Amid a dire poaching crisis, wild Asian elephants in Myanmar received what appears to be swift and essential aid from thousands of supporters of the World Wildlife Fund (WWF) who seem committed to protecting the iconic species.
In a reaction to an urgent call in June 2017, over 3,000 people donated $263,211 in less than four weeks to fund an emergency action plan to train rangers and get boots on the ground to fight wildlife crime.
“Training rangers is the first step on our journey to win this battle against poachers,” said Christy Williams, country director of WWF Myanmar. “Rangers are on the conservation frontlines, protecting the world’s natural and cultural treasures. With their commitment and the help of our supporters, there is hope for Asian elephants.”
There are fewer than 50,000 Asian elephants left in the wild, and fewer than 2,000 in Myanmar. For decades, they faced threats of habitat loss, human-elephant conflict, and, to a lesser extent as only male Asian elephants carry tusks, poaching to meet the demand for ivory.
However, they are now being killed for their skin and other body parts, according to the nature conservation group.

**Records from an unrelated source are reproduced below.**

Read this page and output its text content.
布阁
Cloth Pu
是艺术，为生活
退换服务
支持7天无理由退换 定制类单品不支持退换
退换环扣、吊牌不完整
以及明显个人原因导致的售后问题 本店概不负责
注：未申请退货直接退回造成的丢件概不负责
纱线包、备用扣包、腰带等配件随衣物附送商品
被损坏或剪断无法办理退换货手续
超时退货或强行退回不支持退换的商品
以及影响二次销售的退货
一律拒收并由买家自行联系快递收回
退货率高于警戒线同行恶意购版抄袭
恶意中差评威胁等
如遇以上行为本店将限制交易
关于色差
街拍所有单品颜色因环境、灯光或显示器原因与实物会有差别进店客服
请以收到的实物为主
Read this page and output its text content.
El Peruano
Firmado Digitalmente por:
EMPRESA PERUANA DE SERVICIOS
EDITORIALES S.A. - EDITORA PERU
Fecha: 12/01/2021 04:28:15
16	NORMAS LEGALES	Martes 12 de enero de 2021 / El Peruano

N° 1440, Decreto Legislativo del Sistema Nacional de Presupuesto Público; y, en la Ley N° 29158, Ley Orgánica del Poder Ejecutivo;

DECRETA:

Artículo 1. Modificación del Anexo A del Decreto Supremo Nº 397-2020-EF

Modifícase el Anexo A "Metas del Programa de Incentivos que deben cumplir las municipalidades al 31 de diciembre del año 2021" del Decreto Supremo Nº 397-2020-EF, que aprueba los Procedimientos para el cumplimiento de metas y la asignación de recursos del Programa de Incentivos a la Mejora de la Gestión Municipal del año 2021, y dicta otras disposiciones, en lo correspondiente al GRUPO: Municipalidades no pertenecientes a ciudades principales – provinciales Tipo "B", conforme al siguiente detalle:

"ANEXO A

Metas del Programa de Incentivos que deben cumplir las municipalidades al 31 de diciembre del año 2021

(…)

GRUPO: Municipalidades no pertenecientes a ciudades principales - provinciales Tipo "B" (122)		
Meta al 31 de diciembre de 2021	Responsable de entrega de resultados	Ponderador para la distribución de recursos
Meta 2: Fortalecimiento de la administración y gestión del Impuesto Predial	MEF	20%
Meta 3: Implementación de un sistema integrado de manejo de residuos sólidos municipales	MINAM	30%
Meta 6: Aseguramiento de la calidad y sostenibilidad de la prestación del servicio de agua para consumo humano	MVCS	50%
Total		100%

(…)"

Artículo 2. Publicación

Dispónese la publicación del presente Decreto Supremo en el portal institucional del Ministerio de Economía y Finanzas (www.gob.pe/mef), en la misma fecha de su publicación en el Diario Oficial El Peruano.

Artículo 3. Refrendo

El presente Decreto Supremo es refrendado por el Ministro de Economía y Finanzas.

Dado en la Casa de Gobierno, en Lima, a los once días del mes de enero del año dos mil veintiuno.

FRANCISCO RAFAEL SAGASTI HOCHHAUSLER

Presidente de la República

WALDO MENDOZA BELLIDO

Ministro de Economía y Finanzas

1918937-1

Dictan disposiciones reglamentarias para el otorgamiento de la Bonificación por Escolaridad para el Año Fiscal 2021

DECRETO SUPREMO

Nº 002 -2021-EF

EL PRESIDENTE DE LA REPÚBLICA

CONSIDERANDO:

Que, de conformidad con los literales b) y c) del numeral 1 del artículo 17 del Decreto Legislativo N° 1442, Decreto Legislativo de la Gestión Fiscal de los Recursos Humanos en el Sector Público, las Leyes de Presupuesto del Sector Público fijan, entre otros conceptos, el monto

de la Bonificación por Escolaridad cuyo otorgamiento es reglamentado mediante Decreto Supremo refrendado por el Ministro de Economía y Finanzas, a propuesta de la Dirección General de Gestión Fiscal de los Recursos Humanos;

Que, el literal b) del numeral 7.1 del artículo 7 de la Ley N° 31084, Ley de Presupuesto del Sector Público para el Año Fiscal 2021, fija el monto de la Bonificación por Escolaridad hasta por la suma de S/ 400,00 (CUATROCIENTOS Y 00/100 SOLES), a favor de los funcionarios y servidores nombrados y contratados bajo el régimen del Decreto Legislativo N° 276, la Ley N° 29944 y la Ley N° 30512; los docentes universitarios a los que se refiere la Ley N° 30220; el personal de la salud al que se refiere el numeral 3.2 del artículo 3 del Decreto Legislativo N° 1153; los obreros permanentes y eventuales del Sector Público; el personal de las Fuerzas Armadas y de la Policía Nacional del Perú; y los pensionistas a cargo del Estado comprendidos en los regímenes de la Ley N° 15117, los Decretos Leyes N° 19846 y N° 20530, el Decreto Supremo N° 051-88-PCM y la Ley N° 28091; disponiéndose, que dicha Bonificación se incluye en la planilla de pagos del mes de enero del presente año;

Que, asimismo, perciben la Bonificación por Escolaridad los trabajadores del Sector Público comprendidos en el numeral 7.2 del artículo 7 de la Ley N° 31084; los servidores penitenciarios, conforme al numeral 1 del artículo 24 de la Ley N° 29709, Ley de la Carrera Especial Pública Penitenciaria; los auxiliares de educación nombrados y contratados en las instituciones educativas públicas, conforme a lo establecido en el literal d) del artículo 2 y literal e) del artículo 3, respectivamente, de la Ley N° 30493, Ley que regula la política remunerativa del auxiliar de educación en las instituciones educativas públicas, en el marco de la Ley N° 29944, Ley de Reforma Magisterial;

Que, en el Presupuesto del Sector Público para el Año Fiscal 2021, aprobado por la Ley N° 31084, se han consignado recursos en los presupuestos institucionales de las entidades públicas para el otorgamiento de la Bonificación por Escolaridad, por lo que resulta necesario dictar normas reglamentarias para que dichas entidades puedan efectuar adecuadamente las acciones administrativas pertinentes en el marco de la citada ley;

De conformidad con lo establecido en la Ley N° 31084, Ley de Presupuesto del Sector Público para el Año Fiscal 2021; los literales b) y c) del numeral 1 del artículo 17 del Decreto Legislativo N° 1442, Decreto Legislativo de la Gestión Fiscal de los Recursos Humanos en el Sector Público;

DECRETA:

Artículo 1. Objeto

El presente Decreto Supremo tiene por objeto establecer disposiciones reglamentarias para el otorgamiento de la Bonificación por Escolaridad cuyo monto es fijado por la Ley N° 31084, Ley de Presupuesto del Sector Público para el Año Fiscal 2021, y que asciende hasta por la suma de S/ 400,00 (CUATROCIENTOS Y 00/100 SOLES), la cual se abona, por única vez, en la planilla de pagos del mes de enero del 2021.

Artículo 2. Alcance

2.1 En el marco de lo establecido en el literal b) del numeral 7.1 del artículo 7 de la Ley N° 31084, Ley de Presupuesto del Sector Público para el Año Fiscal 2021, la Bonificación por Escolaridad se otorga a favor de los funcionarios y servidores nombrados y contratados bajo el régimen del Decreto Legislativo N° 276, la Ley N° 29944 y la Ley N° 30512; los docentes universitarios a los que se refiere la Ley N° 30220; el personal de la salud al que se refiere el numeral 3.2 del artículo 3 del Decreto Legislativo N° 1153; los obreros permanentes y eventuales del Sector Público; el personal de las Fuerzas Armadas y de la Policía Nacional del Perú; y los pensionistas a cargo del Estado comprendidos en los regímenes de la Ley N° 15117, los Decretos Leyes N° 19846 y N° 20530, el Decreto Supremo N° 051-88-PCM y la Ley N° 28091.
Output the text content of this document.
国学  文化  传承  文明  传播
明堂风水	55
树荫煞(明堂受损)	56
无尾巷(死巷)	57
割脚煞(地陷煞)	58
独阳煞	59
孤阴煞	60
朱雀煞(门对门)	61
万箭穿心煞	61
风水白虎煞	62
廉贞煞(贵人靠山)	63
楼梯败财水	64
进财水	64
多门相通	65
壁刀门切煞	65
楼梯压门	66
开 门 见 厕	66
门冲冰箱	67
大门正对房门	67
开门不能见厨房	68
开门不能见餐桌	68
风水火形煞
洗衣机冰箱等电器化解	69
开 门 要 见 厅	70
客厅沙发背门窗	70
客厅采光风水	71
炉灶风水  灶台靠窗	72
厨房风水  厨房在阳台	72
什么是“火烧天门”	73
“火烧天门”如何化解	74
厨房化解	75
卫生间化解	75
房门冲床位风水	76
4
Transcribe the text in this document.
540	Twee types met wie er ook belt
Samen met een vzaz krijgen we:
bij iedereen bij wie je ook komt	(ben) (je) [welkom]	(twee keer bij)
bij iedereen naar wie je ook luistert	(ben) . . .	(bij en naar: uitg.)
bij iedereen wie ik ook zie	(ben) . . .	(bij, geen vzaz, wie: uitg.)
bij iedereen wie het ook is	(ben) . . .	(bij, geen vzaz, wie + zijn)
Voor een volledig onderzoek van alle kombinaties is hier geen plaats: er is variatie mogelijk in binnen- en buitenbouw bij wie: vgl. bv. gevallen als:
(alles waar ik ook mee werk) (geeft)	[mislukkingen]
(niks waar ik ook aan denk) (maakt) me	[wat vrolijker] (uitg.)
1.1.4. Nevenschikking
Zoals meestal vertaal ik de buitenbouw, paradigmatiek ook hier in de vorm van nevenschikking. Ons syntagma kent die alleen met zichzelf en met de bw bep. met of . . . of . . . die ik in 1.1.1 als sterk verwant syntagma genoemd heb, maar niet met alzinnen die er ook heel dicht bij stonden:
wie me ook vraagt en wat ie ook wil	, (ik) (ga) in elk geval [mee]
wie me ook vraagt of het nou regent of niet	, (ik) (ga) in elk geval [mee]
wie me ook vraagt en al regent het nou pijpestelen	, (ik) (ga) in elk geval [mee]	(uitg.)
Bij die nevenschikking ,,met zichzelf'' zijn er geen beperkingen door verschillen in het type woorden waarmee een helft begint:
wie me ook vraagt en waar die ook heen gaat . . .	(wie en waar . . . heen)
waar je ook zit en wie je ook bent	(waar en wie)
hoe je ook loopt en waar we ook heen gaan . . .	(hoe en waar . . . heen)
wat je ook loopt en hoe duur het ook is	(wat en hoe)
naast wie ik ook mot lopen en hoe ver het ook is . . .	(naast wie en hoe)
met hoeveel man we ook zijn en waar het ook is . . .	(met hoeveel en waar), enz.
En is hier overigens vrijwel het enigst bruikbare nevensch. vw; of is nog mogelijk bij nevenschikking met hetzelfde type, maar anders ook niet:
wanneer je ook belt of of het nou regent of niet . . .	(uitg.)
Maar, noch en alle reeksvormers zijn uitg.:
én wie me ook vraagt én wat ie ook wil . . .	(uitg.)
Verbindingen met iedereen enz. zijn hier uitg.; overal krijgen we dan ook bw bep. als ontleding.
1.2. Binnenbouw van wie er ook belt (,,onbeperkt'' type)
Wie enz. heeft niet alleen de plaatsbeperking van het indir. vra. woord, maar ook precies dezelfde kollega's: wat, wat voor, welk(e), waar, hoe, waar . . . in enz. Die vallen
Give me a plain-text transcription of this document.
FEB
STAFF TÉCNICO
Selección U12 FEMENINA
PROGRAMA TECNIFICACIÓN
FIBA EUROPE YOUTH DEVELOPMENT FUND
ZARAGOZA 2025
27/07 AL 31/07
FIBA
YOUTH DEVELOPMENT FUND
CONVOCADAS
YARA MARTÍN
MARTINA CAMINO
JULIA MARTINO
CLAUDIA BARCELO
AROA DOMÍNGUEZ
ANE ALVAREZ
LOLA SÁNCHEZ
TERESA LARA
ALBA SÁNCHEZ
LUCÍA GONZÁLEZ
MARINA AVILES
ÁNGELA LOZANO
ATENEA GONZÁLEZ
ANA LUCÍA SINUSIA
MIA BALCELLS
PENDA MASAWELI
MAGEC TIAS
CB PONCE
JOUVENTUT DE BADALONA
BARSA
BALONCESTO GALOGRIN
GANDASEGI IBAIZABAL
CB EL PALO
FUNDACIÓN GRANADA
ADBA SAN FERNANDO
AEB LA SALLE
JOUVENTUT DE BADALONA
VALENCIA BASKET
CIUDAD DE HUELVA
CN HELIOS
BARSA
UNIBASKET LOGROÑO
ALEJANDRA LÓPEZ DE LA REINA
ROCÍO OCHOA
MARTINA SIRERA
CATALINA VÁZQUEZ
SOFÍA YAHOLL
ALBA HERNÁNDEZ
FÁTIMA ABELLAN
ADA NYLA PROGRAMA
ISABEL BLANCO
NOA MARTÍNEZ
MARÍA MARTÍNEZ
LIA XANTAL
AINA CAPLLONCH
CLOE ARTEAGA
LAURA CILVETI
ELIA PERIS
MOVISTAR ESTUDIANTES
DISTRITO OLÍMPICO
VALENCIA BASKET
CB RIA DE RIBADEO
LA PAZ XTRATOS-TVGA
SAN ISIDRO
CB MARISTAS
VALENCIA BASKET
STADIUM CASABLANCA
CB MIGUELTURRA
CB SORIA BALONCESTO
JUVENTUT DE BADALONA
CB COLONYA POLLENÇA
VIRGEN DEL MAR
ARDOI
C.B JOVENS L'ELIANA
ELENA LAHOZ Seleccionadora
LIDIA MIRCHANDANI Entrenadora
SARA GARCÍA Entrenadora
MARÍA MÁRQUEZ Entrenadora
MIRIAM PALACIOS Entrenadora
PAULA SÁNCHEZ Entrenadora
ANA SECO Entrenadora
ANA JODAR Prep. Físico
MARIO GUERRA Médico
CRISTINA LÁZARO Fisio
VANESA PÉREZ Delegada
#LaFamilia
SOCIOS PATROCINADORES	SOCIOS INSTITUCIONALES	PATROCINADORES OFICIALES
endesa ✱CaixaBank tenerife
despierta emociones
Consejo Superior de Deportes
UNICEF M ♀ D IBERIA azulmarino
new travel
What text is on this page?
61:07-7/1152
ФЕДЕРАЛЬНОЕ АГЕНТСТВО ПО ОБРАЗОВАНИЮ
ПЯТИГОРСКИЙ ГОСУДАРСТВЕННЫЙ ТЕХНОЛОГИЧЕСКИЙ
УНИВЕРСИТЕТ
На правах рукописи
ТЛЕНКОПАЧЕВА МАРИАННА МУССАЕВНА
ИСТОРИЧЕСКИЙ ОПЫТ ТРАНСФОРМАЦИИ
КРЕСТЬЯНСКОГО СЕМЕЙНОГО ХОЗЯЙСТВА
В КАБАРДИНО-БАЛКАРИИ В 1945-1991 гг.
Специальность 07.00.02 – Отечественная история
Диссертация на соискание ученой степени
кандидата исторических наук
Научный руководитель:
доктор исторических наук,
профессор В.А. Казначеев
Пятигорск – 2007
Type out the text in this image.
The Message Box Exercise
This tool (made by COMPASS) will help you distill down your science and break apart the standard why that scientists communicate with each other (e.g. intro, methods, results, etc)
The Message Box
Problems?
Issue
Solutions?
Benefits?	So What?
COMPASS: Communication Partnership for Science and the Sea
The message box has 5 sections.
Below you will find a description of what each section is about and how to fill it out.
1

It adds that its emergency action plan to build ranger capacity and help combat the new elephant crisis in Myanmar began rolling out in July, 2017.
Williams lists the organisation’s accomplishments in this regard to include:
- Purchased a four-wheel drive vehicle and three motorcycles for patrolling
- Purchased uniforms for rangers
- Purchased equipment, including camping gear
- Trained 45 field rangers
She states: “WWF’s eight-day training provided basic but vital knowledge to 45 field rangers on a variety of issues including law enforcement methods and intelligence gathering. Rangers will now be able to collect and report on data, understand the biodiversity values in the landscape, identify and report illegal activity, conduct patrols, and manage and process crime scenes. WWF will continue to train these rangers so that all 45 rangers will be able to patrol the field by September.”
The WWF is however seeking assistance to actuatise its “Back a Ranger” and “Adopt an Elephant” projects.
“We cannot do this alone. Our supporters are critical to our fight to protect Myanmar’s elephants from threats like poaching. The launch of emergency plan to stop Myanmar’s elephant poaching crisis is just one example of how – with our supporters by our side – we are protecting wildlife and tackling the world’s greatest environmental problems,” says Nilanga Jayasinghe, the WWWF Senior Programme Officer, Asian Species.
The World Elephant Day was observed globally on Saturday, August 12, 2017.